Os destaques, que podem alterar o conteúdo do projeto, serão analisados nesta quarta-feira (5).
O que prevê o projeto
O texto estabelece que as plataformas de streaming deverão pagar a Condecine. Estão incluídos:
- Serviços de vídeo sob demanda (VoD), como Netflix;
- Televisão por aplicativos, como Claro TV+;
- Plataformas de compartilhamento de conteúdo audiovisual, como YouTube.
O tributo será calculado de 0,1% a 4% da receita bruta anual, excluindo tributos indiretos e incluindo receitas com publicidade. Ficam isentas empresas com receita de até R$ 4,8 milhões, o teto para micro e pequenas empresas no Simples Nacional.
Detalhamento das alíquotas:
- Serviços de VoD: 0,5% a 4%, com parcelas dedutíveis fixas de R$ 24 mil a R$ 7,14 milhões em cinco faixas;
- Serviços de compartilhamento: 0,1% a 0,8%, com parcelas dedutíveis de R$ 4,8 mil a R$ 1,4 milhão.

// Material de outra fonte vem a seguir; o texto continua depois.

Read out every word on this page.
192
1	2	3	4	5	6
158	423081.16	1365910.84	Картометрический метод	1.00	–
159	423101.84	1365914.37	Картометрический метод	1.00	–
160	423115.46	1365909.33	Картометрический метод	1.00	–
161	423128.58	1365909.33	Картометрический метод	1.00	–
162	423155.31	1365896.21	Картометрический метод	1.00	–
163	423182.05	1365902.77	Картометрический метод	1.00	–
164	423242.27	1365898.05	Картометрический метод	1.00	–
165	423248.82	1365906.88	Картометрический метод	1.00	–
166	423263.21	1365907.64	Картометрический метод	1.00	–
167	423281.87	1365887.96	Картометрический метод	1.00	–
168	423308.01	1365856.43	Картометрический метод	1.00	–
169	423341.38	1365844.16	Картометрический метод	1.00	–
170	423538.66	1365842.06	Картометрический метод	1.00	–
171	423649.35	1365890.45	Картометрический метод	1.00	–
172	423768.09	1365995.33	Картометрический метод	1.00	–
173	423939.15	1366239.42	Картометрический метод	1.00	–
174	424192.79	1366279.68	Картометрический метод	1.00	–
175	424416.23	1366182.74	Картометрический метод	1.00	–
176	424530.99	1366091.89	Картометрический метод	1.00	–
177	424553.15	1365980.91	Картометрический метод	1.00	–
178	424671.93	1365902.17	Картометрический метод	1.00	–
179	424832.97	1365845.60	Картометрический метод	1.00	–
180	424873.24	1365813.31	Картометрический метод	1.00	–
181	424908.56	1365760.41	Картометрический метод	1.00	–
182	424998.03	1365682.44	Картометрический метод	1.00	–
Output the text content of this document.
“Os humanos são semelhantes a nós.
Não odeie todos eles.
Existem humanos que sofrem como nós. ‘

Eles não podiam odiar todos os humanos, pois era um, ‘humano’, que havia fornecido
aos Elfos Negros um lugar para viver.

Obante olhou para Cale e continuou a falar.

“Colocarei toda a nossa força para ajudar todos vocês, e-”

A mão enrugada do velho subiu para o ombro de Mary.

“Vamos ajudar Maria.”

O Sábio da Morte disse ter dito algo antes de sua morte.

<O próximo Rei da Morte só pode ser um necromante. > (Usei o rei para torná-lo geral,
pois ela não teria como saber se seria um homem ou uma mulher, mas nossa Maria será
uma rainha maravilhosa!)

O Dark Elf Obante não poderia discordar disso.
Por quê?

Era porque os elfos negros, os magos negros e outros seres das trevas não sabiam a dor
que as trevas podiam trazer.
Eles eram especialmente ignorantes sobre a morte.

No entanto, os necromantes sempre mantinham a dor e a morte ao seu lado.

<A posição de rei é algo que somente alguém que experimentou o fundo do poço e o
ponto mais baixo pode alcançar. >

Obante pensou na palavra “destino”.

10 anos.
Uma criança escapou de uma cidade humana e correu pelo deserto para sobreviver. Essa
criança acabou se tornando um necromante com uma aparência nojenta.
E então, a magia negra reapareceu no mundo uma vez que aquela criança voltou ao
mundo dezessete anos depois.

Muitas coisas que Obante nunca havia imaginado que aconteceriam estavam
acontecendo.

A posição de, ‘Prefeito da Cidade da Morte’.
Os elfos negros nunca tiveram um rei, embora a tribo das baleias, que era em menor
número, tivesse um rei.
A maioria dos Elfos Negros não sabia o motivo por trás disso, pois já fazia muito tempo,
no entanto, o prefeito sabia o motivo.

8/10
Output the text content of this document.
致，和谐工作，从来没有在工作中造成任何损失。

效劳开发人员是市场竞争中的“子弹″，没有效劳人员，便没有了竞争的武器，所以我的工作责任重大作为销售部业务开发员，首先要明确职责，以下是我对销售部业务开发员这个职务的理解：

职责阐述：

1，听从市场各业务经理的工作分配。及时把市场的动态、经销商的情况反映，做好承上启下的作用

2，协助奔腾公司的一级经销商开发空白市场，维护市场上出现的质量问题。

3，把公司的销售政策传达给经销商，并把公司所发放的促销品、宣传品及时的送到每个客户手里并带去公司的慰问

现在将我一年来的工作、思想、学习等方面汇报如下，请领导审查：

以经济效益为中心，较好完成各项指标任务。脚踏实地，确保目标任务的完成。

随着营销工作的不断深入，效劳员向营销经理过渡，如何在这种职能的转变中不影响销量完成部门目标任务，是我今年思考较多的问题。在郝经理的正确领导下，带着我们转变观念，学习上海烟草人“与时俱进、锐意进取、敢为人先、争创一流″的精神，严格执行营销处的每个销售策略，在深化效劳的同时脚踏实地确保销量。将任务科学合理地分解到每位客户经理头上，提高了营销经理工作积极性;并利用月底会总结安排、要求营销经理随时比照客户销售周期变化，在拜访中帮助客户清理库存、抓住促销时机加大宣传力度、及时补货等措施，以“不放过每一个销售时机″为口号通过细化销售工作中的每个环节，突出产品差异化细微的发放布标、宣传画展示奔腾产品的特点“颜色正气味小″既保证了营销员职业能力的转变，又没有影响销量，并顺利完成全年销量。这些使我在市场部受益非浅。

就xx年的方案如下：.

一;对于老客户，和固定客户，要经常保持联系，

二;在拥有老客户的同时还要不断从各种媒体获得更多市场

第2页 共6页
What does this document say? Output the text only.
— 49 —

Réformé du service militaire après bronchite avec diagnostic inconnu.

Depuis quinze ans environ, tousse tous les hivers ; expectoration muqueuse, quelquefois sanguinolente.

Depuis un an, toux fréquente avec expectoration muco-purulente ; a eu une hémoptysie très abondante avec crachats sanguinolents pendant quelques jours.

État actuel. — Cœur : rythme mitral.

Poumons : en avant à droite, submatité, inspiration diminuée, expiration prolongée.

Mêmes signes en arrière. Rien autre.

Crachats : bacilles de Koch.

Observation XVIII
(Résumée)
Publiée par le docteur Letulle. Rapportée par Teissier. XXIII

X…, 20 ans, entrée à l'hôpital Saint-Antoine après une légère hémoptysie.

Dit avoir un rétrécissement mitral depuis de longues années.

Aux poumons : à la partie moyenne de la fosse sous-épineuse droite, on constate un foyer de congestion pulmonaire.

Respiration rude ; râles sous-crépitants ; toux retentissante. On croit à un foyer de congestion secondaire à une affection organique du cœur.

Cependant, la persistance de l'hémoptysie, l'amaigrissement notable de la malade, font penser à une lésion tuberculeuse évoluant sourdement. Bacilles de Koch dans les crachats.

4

O relatório prevê redução de 75% da contribuição caso mais da metade do conteúdo ofertado pela plataforma seja nacional, sendo necessário que a empresa mantenha até 700 obras brasileiras em catálogo, cumprindo a cota mínima de 10% de conteúdo nacional.
Reações do setor audiovisual
Na segunda-feira (3), cineastas, roteiristas, produtores e técnicos realizaram protestos em várias capitais contra o projeto.
“O relatório representa um risco histórico de desmonte da indústria audiovisual nacional”, afirmam os representantes do setor, alegando que o texto contraria pareceres técnicos da Ancine, ignora consensos construídos com a sociedade civil e favorece grandes empresas estrangeiras.
O projeto agora seguirá para análise dos destaques, antes da votação em plenário.